Just Philippot examines family ties in Acide (Acid)

After the success of La Nuée (The Swarm) in 2020, Just Philippot once again takes on the conventions of the horror/sci-fi genres to examine the idea of sacrifice in a family unit. It’s in such a way that the characters in Acide (Acid) , presented as a Midnight Screening, are plunged into the heart of a climate nightmare, symbolized by devastating rains.

What convinced you to develop the screenplay form your short film that came out in 2018?

I was struck by the series of crises that shook our societies. I find myself unable today to talk about the world as it is to my children. In Acide (Acid), I felt the desire to talk about ourselves on the scale of a citizen lost in a society that’s under pressure. Developing my short film seemed to me the best way to present the spectator with a message that was essential for me.

Why did you choose the world of sci-fi/horror cinema as your medium?

When I see real world violence, I say to myself that fiction can’t come close to it. To be able to destabilize a spectator today, you have to find a pathway, a way of accessing something more intimate. This kind of cinema can take a number of different pathways, including those that are more sensory. Through this prism, I’ve attempted to hold up a mirror, made up of fantastical elements dealt with in a hyper-realistic way.

Acide (Acid) questions the idea of sacrifice within a family unit…

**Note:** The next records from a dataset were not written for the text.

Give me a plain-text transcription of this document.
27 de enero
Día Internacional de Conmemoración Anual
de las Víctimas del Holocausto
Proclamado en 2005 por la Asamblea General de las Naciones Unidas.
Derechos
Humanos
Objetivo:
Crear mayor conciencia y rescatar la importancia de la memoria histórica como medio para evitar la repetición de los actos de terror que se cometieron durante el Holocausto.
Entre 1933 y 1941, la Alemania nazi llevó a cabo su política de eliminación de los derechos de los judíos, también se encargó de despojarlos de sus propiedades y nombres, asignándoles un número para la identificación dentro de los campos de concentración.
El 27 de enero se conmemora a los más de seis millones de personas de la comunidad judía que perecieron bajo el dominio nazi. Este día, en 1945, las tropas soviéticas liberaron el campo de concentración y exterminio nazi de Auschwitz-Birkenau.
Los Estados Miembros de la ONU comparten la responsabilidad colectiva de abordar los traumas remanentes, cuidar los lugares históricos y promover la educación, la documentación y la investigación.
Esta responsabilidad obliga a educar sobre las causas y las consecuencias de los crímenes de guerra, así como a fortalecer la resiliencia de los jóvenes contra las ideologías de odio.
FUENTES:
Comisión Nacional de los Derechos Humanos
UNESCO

What interested me was depicting this upheaval that forces a child to grow up quickly to better understand the world of adults. I also wanted to show how parents can become a danger to their children when they lose control. As it happens, Acide (Acid) is the story of a race against time and a loss of control.

Acide (Acid) is the story of a race against time and a loss of control.

How did you work with Guillaume Canet, Lætitia Dosch and Patience Muchenbach?

I always want to be able to say to myself that my actors could be the men and women I’d cross on the street. Guillaume and Lætitia created their characters in this way. Patience also had to physically bring an element of the real that was very strong: she had to play a young girl in the bloom of youth without knowing what kind of adult she was going to become. In Acide (Acid), all the characters are in danger and can disappear at any moment.

What were your visual guidelines for this film?

The idea was to progressively move towards a loss of colours, a sort of faded universe, a black and white that does not speak its name… We wanted to create an ambiance that little by little led to something very dark. We had a logic of hybrid cinema, with a desire to mix extremes.

What was the main challenge in terms of special effects?

My production designer and I had to re-think the sliders of the damage caused by the rain because going too strong at the beginning would have had knock-on effects later. It would have meant increasing the levels of destruction throughout the film and I didn’t have the budget for that. We did things directly as much as possible: the rain, the make-up, the stunts.

A word on the sound?

It’s a part of the process that I love and that I went as far as possible with. A film in this genre, it’s above all an atmosphere, a climate. It’s this climate in particular that makes it that, suddenly, the spectator has a completely new experience. In this vein, I thought of Under The Skin, whose music, design and sound editing were breathtaking. I had the possibility of really increasing the sound levels, from music to sound effects. This very particular auditive experience brings something anxiety-provoking to the rest of the film.